На дисплее светилось: «Новое сообщение. Эли». Глупо улыбнувшись, я отчего-то решил, что и она смотрела матч и наверняка там написано что-то ироничное о «дырявой защите» «Вольфсбурга». Сообщение оказалось пустым, тем самым поставив меня в тупик. И я задумался, как поступить: написать, перезвонить или вовсе ничего не предпринимать.

— Жду тебя в машине, — протараторил Ксавьер, заметив меня зависшего над трубкой.

— Угу, — промычал я в ответ, всё же нажимая на кнопку вызова.

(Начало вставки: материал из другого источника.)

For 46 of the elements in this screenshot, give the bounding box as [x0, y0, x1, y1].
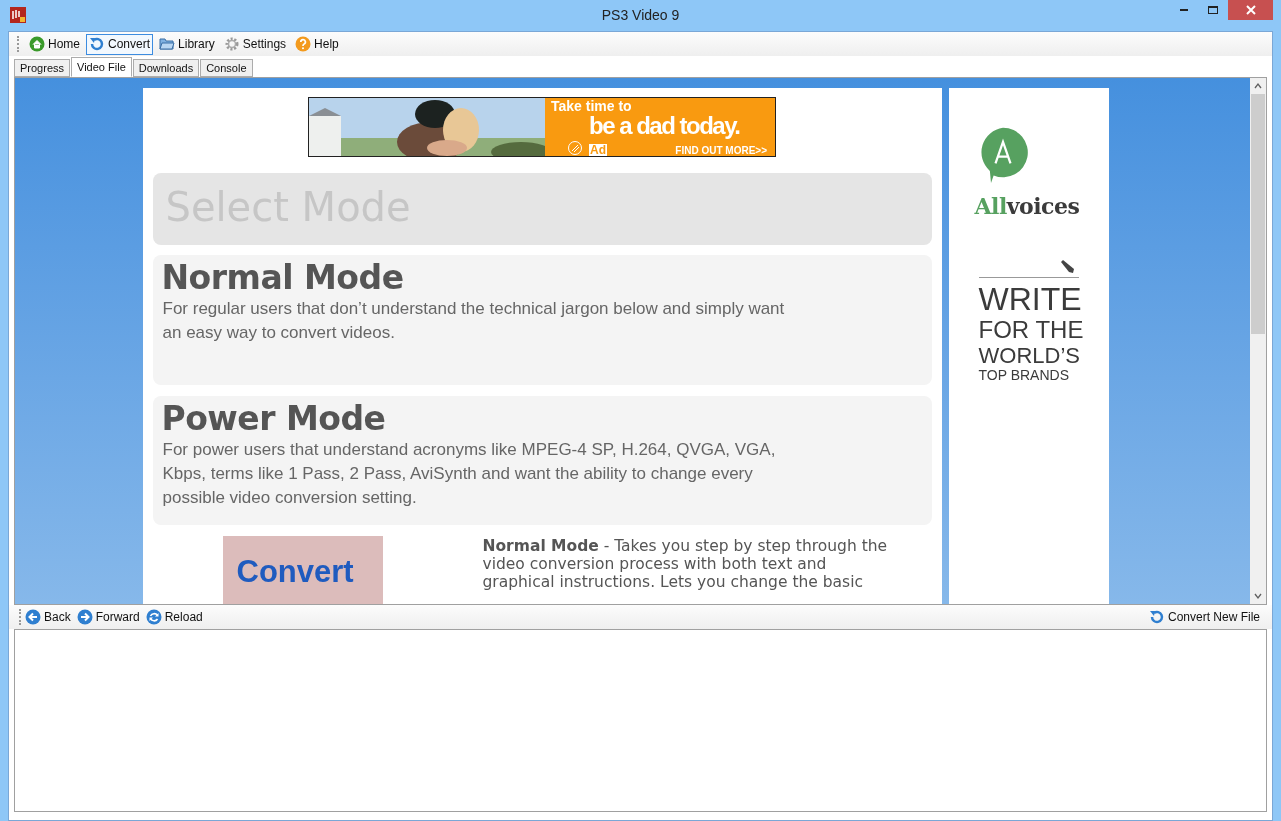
toolbar-button[interactable]: Convert [86, 33, 154, 55]
ad-headline: TOP BRANDS [978, 367, 1070, 384]
ad-text: Take time to [551, 99, 633, 113]
mode-card[interactable]: Power Mode For power users that understand acronyms like MPEG-4 SP, H.264, QVGA, VGA, Kbps, terms like 1 Pass, 2 Pass, AviSynth and want the ability to change every possible video conversion setting. [152, 396, 932, 525]
toolbar-button[interactable]: Library [156, 33, 218, 55]
app-icon [10, 7, 26, 23]
toolbar-button[interactable]: Home [26, 33, 83, 55]
tab[interactable]: Progress [14, 59, 71, 77]
toolbar-button[interactable]: Help [292, 33, 342, 55]
scroll-down-icon[interactable] [1254, 592, 1262, 600]
close-button[interactable] [1228, 0, 1273, 20]
scroll-up-icon[interactable] [1254, 82, 1262, 90]
tab[interactable]: Downloads [132, 59, 200, 77]
scrollbar[interactable] [1250, 78, 1266, 604]
nav-button[interactable]: Reload [145, 608, 203, 626]
toolbar-button[interactable]: Settings [220, 33, 290, 55]
tab[interactable]: Video File [71, 57, 132, 77]
mode-description: For power users that understand acronyms like MPEG-4 SP, H.264, QVGA, VGA, Kbps, terms like 1 Pass, 2 Pass, AviSynth and want the ability to change every possible video conversion setting. [161, 438, 777, 509]
circular-arrow-icon [89, 36, 105, 52]
nav-button[interactable]: Forward [76, 608, 140, 626]
mode-description: For regular users that don’t understand the technical jargon below and simply want an easy way to convert videos. [161, 297, 786, 344]
mode-detail-text: Normal Mode - Takes you step by step through the video conversion process with both text and graphical instructions. Lets you change the basic [482, 537, 889, 593]
ad-headline: WRITE [978, 282, 1079, 318]
pencil-icon [1058, 259, 1075, 275]
reload-icon [145, 609, 162, 625]
home-icon [29, 36, 45, 52]
forward-icon [76, 609, 93, 625]
mode-title: Power Mode [161, 400, 387, 438]
ad-council-logo: Ad [589, 144, 607, 156]
help-icon [295, 36, 312, 52]
ad-headline: be a dad today. [589, 114, 741, 138]
tab[interactable]: Console [200, 59, 253, 77]
ad-headline: WORLD’S [978, 343, 1079, 368]
nav-button[interactable]: Convert New File [1148, 608, 1260, 626]
close-icon[interactable] [1245, 5, 1256, 15]
scrollbar-thumb[interactable] [1251, 94, 1265, 334]
mode-title: Normal Mode [161, 259, 405, 297]
nav-button[interactable]: Back [25, 608, 71, 626]
seal-icon [567, 140, 583, 156]
brand-logo: Allvoices [974, 192, 1080, 221]
back-icon [25, 609, 41, 625]
mode-card[interactable]: Normal Mode For regular users that don’t understand the technical jargon below and simply want an easy way to convert videos. [152, 255, 932, 385]
folder-icon [159, 36, 176, 52]
window-title: PS3 Video 9 [601, 6, 680, 25]
settings-icon [223, 36, 240, 52]
circular-arrow-icon [1148, 609, 1165, 625]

Длинный гудок. Ещё гудок. Раздаётся тихий отголосок кашля, а потом я слышу до боли знакомое и такое добродушное «привет».

— Как дела? — спрашивает она, и из меня вырывается целый поток речей, описывающий сегодняшнюю игру. Не понимаю, зачем я всё это ей говорю, но мне нравится, слышать её смех, когда я ругаю Факундо Кирога. Уверен, она не имеет ни малейшего представления, кто это такой, не говоря уже о том, на какой позиции он играет.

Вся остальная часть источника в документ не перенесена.